Du rêve russe au désenchantement malien
En 2017, la Russie entrait en force en Afrique centrale avec le soutien au président centrafricain Faustin-Archange Touadéra, en échange de l’accès à l’or et aux diamants. Fort de ce succès, Moscou a étendu son influence au Mali en 2021, où le colonel Assimi Goïta, arrivé au pouvoir après deux putschs, espérait que Wagner l’aide à combattre à la fois les djihadistes et les rebelles touaregs.
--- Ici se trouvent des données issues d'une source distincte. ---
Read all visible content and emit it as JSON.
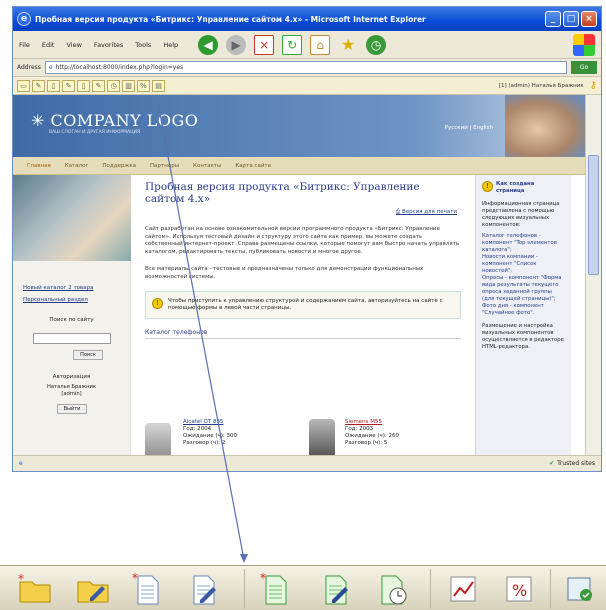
{
  "window": {
    "title": "Пробная версия продукта «Битрикс: Управление сайтом 4.x» - Microsoft Internet Explorer",
    "controls": [
      "_",
      "□",
      "×"
    ]
  },
  "menubar": {
    "items": [
      "File",
      "Edit",
      "View",
      "Favorites",
      "Tools",
      "Help"
    ]
  },
  "address": {
    "label": "Address",
    "url": "http://localhost:8000/index.php?login=yes",
    "go": "Go"
  },
  "adminbar": {
    "user": "[1] (admin) Наталья Бражник"
  },
  "site": {
    "logo": "COMPANY LOGO",
    "slogan": "ВАШ СЛОГАН И ДРУГАЯ ИНФОРМАЦИЯ",
    "lang": "Русский | English",
    "nav": [
      "Главная",
      "Каталог",
      "Поддержка",
      "Партнеры",
      "Контакты",
      "Карта сайта"
    ]
  },
  "left": {
    "links": [
      "Новый каталог 2 товара",
      "Персональный раздел"
    ],
    "search_title": "Поиск по сайту",
    "search_button": "Поиск",
    "auth_title": "Авторизация",
    "user_name": "Наталья Бражник",
    "user_login": "[admin]",
    "logout": "Выйти"
  },
  "main": {
    "title": "Пробная версия продукта «Битрикс: Управление сайтом 4.x»",
    "print_link": "Версия для печати",
    "para1": "Сайт разработан на основе ознакомительной версии программного продукта «Битрикс: Управление сайтом». Используя тестовый дизайн и структуру этого сайта как пример, вы можете создать собственный интернет-проект. Справа размещены ссылки, которые помогут вам быстро начать управлять каталогом, редактировать тексты, публиковать новости и многое другое.",
    "para2": "Все материалы сайта - тестовые и предназначены только для демонстрации функциональных возможностей системы.",
    "note": "Чтобы приступить к управлению структурой и содержанием сайта, авторизуйтесь на сайте с помощью формы в левой части страницы.",
    "catalog_title": "Каталог телефонов",
    "products": [
      {
        "name": "Alcatel OT 835",
        "year": "Год: 2004",
        "standby": "Ожидание (ч): 300",
        "talk": "Разговор (ч): 2"
      },
      {
        "name": "Siemens M55",
        "year": "Год: 2003",
        "standby": "Ожидание (ч): 260",
        "talk": "Разговор (ч): 5"
      }
    ]
  },
  "right": {
    "title": "Как создана страница",
    "intro": "Информационная страница представлена с помощью следующих визуальных компонентов:",
    "items": [
      "Каталог телефонов - компонент \"Top элементов каталога\";",
      "Новости компании - компонент \"Список новостей\";",
      "Опросы - компонент \"Форма вида результаты текущего опроса заданной группы (для текущей страницы)\";",
      "Фото дня - компонент \"Случайное фото\"."
    ],
    "outro": "Размещение и настройка визуальных компонентов осуществляется в редакторе HTML-редактора."
  },
  "status": {
    "text": "",
    "zone": "Trusted sites"
  },
  "taskbar": {
    "icons": [
      "new-folder-icon",
      "folder-properties-icon",
      "new-page-icon",
      "edit-page-icon",
      "new-page-template-icon",
      "edit-page-html-icon",
      "page-history-icon",
      "chart-icon",
      "percent-icon",
      "control-panel-icon"
    ]
  },
  "colors": {
    "ie_blue": "#0a4bd6",
    "site_blue": "#2a3c8c",
    "banner": "#3f6aa5",
    "nav_bg": "#e5dcb9"
  }
}
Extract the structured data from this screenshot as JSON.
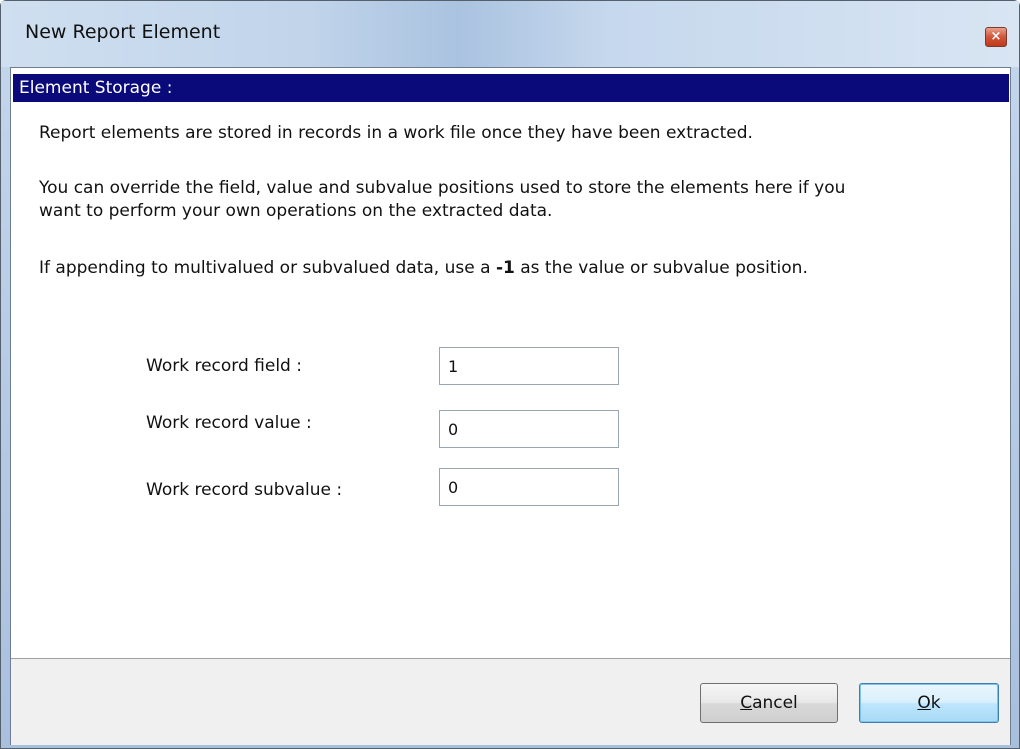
{
  "window": {
    "title": "New Report Element",
    "close_glyph": "×"
  },
  "section": {
    "header": "Element Storage :"
  },
  "paragraphs": {
    "p1": "Report elements are stored in records in a work file once they have been extracted.",
    "p2_line1": "You can override the field, value and subvalue positions used to store the elements here if you",
    "p2_line2": "want to perform your own operations on the extracted data.",
    "p3_before": "If appending to multivalued or subvalued data, use a ",
    "p3_bold": "-1",
    "p3_after": " as the value or subvalue position."
  },
  "fields": {
    "field_label": "Work record field :",
    "field_value": "1",
    "value_label": "Work record value :",
    "value_value": "0",
    "subvalue_label": "Work record subvalue :",
    "subvalue_value": "0"
  },
  "buttons": {
    "cancel_mnemonic": "C",
    "cancel_rest": "ancel",
    "ok_mnemonic": "O",
    "ok_rest": "k"
  },
  "colors": {
    "section_header_bg": "#0a0a7a",
    "close_button": "#c1391c"
  }
}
Mais selon Justyna Gudzowska, directrice de The Sentry, le pari malien s’est soldé par un échec cuisant : « La violence extrême de Wagner a permis aux groupes terroristes de renforcer leur contrôle et d’élargir leur recrutement », souligne-t-elle. Pire encore, Wagner n’a pas réussi à sécuriser le nord et le centre du pays, ni à obtenir les licences minières espérées.
Une population trahie
Là où Wagner devait gagner les cœurs, il a semé la terreur. De multiples témoignages dénoncent des exactions et agressions contre les civils. Pour Ulf Lässing, chef du programme Sahel à la Fondation Konrad Adenauer, cette brutalité a sapé la confiance non seulement en Wagner mais aussi en l’armée malienne, accusée d’être complice ou incapable de contrôler ses alliés. Résultat : le lien vital entre l’armée et la population est brisé, compromettant tout effort de stabilisation.
La Turquie, le nouvel arbitre
Alors que Wagner accumule les échecs, un nouvel acteur prend la relève : la Turquie. Grâce à ses drones Bayraktar, désormais déployés par Bamako, le gouvernement malien dispose pour la première fois d’un outil efficace pour surveiller et frapper dans les vastes étendues désertiques du nord. Contrairement aux hélicoptères et jets russes, souvent défaillants, les drones turcs offrent une capacité redoutable et populaire auprès des autorités.
Wagner parti, Afrikakorps arrivé… et après ?
En juin, Wagner a officiellement quitté le Mali, remplacé par l’« Afrikakorps », présenté comme un corps d’instructeurs russes. Mais les analystes jugent improbable une amélioration rapide de la situation. En septembre, une milice affiliée à Al-Qaïda a d’ailleurs détruit plusieurs camions de carburant, renforçant le blocus qui étrangle un pays déjà dépendant des importations.
Un revers stratégique pour Moscou
Pour la Russie, le Mali devait être une vitrine de son modèle d’influence militaire en Afrique. Mais la faillite sécuritaire, économique et sociale laisse place à une profonde désillusion. Pour l’Europe, ce constat pourrait ouvrir de nouvelles marges diplomatiques avec Bamako, dans un contexte où la rivalité entre puissances étrangères se joue désormais à ciel ouvert au Sahel.
👉 Conclusion : L’aventure Wagner au Mali devait incarner la montée en puissance de Moscou en Afrique. Elle ne laisse derrière elle qu’un champ de ruines : une population meurtrie, une armée décrédibilisée, un pays plus vulnérable que jamais face aux djihadistes… et une nouvelle opportunité pour la Turquie de s’imposer comme acteur incontournable du Sahel.